Centrist Emmanuel Macron is leading most opinion polls for Sunday's election and is expected to contest a second-round run-off with Marine Le Pen, head of the anti-European Union and anti-immigrant National Front.
"Although Macron has been labeled as favorite to become the next French President, an unexpected Marine Le Pen victory could deal a symbolic blow to the unity of the European Union and ultimately create a tidal wave of risk aversion," FXTM analyst Lukman Otunuga said in a note.
After a two-week losing streak, major indexes are on track to post weekly gains following Thursday's rally, which was driven by Treasury Secretary Steven Mnuchin's comments that the Trump administration would unveil a tax reform plan very soon.
A steady stream of strong earnings through the week continued to bolster market sentiment.
Of the 95 companies in the S&P 500 that have reported earnings through Friday morning, about 75 percent have topped expectations, according to Thomson Reuters data, above the 71 percent average for the past four quarters.
Overall, profits of S&P 500 companies are estimated to have risen 11.2 percent in the quarter, the best since 2011.
"The earning season has been tremendous so far and while we're still relatively early in the season, we're off to a great start," said Randy Frederick, vice president of trading and derivatives for Charles Schwab in Austin, Texas.
At 11:15 a.m.

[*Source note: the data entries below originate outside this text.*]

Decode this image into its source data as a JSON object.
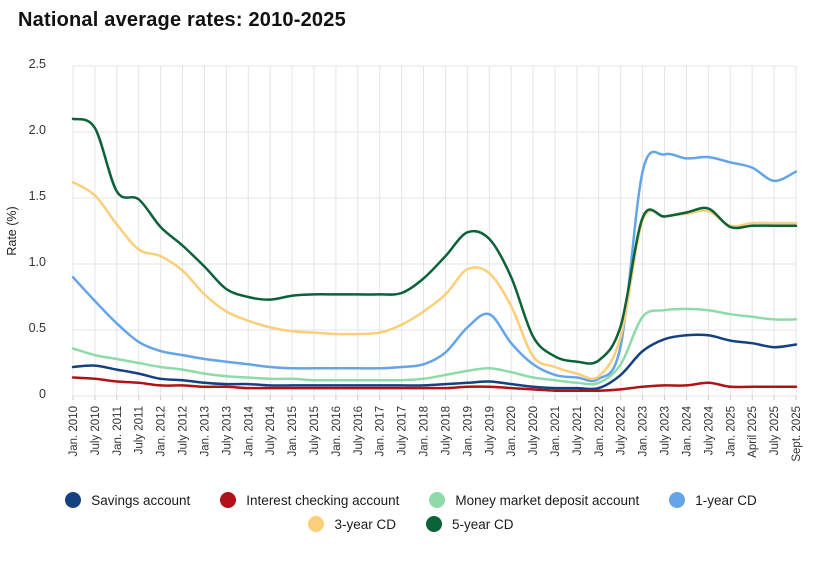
{
  "title": "National average rates: 2010-2025",
  "chart_data": {
    "type": "line",
    "title": "National average rates: 2010-2025",
    "xlabel": "",
    "ylabel": "Rate (%)",
    "ylim": [
      0,
      2.5
    ],
    "y_ticks": [
      0,
      0.5,
      1.0,
      1.5,
      2.0,
      2.5
    ],
    "y_tick_labels": [
      "0",
      "0.5",
      "1.0",
      "1.5",
      "2.0",
      "2.5"
    ],
    "grid": true,
    "legend_position": "bottom",
    "categories": [
      "Jan. 2010",
      "July 2010",
      "Jan. 2011",
      "July 2011",
      "Jan. 2012",
      "July 2012",
      "Jan. 2013",
      "July 2013",
      "Jan. 2014",
      "July 2014",
      "Jan. 2015",
      "July 2015",
      "Jan. 2016",
      "July 2016",
      "Jan. 2017",
      "July 2017",
      "Jan. 2018",
      "July 2018",
      "Jan. 2019",
      "July 2019",
      "Jan. 2020",
      "July 2020",
      "Jan. 2021",
      "July 2021",
      "Jan. 2022",
      "July 2022",
      "Jan. 2023",
      "July 2023",
      "Jan. 2024",
      "July 2024",
      "Jan. 2025",
      "April 2025",
      "July 2025",
      "Sept. 2025"
    ],
    "series": [
      {
        "name": "Savings account",
        "color": "#14417f",
        "values": [
          0.22,
          0.23,
          0.2,
          0.17,
          0.13,
          0.12,
          0.1,
          0.09,
          0.09,
          0.08,
          0.08,
          0.08,
          0.08,
          0.08,
          0.08,
          0.08,
          0.08,
          0.09,
          0.1,
          0.11,
          0.09,
          0.07,
          0.06,
          0.06,
          0.06,
          0.16,
          0.34,
          0.43,
          0.46,
          0.46,
          0.42,
          0.4,
          0.37,
          0.39
        ]
      },
      {
        "name": "Interest checking account",
        "color": "#b11217",
        "values": [
          0.14,
          0.13,
          0.11,
          0.1,
          0.08,
          0.08,
          0.07,
          0.07,
          0.06,
          0.06,
          0.06,
          0.06,
          0.06,
          0.06,
          0.06,
          0.06,
          0.06,
          0.06,
          0.07,
          0.07,
          0.06,
          0.05,
          0.04,
          0.04,
          0.04,
          0.05,
          0.07,
          0.08,
          0.08,
          0.1,
          0.07,
          0.07,
          0.07,
          0.07
        ]
      },
      {
        "name": "Money market deposit account",
        "color": "#8edbaa",
        "values": [
          0.36,
          0.31,
          0.28,
          0.25,
          0.22,
          0.2,
          0.17,
          0.15,
          0.14,
          0.13,
          0.13,
          0.12,
          0.12,
          0.12,
          0.12,
          0.12,
          0.13,
          0.16,
          0.19,
          0.21,
          0.18,
          0.14,
          0.12,
          0.1,
          0.1,
          0.24,
          0.6,
          0.65,
          0.66,
          0.65,
          0.62,
          0.6,
          0.58,
          0.58
        ]
      },
      {
        "name": "1-year CD",
        "color": "#64a4e8",
        "values": [
          0.9,
          0.72,
          0.55,
          0.41,
          0.34,
          0.31,
          0.28,
          0.26,
          0.24,
          0.22,
          0.21,
          0.21,
          0.21,
          0.21,
          0.21,
          0.22,
          0.24,
          0.33,
          0.52,
          0.62,
          0.4,
          0.24,
          0.16,
          0.14,
          0.13,
          0.38,
          1.7,
          1.83,
          1.8,
          1.81,
          1.77,
          1.73,
          1.63,
          1.7
        ]
      },
      {
        "name": "3-year CD",
        "color": "#fbcf7a",
        "values": [
          1.62,
          1.52,
          1.3,
          1.11,
          1.06,
          0.95,
          0.77,
          0.64,
          0.57,
          0.52,
          0.49,
          0.48,
          0.47,
          0.47,
          0.48,
          0.54,
          0.64,
          0.77,
          0.96,
          0.93,
          0.68,
          0.3,
          0.22,
          0.17,
          0.15,
          0.45,
          1.33,
          1.36,
          1.38,
          1.4,
          1.29,
          1.31,
          1.31,
          1.31
        ]
      },
      {
        "name": "5-year CD",
        "color": "#0b6138",
        "values": [
          2.1,
          2.03,
          1.55,
          1.49,
          1.28,
          1.14,
          0.98,
          0.81,
          0.75,
          0.73,
          0.76,
          0.77,
          0.77,
          0.77,
          0.77,
          0.78,
          0.89,
          1.06,
          1.24,
          1.19,
          0.9,
          0.45,
          0.3,
          0.26,
          0.27,
          0.53,
          1.35,
          1.36,
          1.39,
          1.42,
          1.28,
          1.29,
          1.29,
          1.29
        ]
      }
    ]
  },
  "legend": {
    "rows": [
      [
        0,
        1,
        2,
        3
      ],
      [
        4,
        5
      ]
    ]
  },
  "style": {
    "grid_color": "#e4e4e4",
    "axis_tick_color": "#c9c9c9",
    "axis_text_color": "#333333"
  }
}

ET (1515 GMT) the Dow Jones Industrial Average was down 23.31 points, or 0.11 percent, at 20,555.4, the S&P 500 was down 6.41 points, or 0.27 percent, at 2,349.43 and the Nasdaq Composite was down 11.89 points, or 0.2 percent, at 5,904.88.
Seven of the 11 major S&P sectors were lower, with the telecommunications index's 0.89 percent fall leading the decliners.

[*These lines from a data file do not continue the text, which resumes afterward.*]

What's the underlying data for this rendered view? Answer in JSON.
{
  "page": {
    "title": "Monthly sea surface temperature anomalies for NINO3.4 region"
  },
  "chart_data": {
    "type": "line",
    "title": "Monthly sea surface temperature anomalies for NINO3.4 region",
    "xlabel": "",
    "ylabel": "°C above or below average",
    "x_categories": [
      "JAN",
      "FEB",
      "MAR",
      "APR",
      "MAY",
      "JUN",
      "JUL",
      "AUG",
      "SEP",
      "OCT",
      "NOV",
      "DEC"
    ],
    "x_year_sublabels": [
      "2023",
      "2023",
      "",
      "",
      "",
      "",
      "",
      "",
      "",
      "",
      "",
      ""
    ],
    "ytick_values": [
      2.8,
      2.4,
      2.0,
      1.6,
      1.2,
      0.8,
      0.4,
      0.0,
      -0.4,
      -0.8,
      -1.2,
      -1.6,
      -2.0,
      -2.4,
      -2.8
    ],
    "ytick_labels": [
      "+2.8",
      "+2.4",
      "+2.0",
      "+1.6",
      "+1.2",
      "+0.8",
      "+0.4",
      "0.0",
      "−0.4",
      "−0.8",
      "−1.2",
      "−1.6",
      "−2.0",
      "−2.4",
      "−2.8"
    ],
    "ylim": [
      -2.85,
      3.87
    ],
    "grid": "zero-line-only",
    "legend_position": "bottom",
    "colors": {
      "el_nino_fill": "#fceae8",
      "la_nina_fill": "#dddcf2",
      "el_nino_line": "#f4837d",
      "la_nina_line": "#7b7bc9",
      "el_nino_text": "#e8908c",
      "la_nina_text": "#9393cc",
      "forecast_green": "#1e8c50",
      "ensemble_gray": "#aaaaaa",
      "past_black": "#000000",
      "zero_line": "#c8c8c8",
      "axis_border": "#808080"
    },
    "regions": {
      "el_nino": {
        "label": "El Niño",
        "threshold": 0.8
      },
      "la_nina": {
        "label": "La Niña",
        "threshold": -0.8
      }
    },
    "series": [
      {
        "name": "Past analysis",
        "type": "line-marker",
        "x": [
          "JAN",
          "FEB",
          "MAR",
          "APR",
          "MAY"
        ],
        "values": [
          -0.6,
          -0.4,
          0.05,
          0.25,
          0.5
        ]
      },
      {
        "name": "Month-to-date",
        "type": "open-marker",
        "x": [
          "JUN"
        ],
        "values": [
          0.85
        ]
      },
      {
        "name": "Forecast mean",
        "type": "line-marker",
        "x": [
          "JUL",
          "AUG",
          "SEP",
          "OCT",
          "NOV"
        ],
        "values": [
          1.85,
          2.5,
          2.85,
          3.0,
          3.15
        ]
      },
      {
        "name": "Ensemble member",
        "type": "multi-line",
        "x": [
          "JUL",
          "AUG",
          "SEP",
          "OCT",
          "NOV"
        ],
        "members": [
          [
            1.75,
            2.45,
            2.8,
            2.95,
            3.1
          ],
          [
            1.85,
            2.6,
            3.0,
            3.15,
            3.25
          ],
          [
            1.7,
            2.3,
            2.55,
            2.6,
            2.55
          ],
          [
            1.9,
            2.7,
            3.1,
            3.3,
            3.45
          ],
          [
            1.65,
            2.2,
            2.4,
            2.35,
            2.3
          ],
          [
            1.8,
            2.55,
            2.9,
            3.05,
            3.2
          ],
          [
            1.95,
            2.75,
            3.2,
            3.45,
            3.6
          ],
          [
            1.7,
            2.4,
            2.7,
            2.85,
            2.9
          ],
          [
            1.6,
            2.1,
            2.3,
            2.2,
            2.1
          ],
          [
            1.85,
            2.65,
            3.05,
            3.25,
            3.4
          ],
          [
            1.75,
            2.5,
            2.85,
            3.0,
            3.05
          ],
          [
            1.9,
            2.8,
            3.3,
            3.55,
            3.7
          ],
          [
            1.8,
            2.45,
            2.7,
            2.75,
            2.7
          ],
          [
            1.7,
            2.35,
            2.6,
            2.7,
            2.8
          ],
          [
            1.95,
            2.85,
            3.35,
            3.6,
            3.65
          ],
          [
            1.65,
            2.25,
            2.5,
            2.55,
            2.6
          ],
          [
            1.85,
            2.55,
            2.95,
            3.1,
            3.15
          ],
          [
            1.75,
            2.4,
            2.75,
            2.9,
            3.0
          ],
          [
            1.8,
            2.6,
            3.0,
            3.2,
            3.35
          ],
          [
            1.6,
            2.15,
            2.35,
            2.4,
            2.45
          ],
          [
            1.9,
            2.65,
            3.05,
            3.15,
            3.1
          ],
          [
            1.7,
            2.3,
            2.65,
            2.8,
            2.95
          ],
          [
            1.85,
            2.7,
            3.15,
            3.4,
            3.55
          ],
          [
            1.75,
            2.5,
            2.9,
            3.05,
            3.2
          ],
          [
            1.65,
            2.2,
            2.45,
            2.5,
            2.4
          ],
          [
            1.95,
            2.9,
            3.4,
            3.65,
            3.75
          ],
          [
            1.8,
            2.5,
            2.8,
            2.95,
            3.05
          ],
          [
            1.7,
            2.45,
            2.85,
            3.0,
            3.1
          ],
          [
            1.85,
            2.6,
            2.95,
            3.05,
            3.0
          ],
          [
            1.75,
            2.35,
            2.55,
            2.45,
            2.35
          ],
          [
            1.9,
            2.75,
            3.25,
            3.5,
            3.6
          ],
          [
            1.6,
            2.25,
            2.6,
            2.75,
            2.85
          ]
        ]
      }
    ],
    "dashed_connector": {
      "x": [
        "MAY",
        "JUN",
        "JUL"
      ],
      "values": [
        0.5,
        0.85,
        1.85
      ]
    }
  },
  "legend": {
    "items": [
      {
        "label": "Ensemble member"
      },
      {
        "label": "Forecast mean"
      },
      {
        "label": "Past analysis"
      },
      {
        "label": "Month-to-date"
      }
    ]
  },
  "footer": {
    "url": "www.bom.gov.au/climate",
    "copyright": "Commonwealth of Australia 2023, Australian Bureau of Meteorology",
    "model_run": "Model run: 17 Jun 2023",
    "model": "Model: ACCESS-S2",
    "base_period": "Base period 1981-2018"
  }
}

Shares of General Electric fell 1.1 percent to US$29.94 after the company reported negative cash flow from its industrial operations in the first quarter.
Schlumberger was down 3.1 percent at US$74.17 after the oilfield services provider warned that margins would remain under pressure as it spends more to bring back idled equipment. The stock was the biggest drag on the S&P.
Mattel fell as much as 11.3 percent to an 18-month low of US$22.35 after the toymaker reported a bigger-than-expected quarterly loss.
Oil prices edged lower, on course for the biggest weekly drop in a month, over doubts that an OPEC-led production cut will restore balance to an oversupplied market.
Declining issues outnumbered advancers on the NYSE by 1,535 to 1,175. On the Nasdaq, 1,584 issues fell and 974 advanced.
The S&P 500 index showed 23 new 52-week highs and one new low, while the Nasdaq recorded 53 new highs and 16 new lows.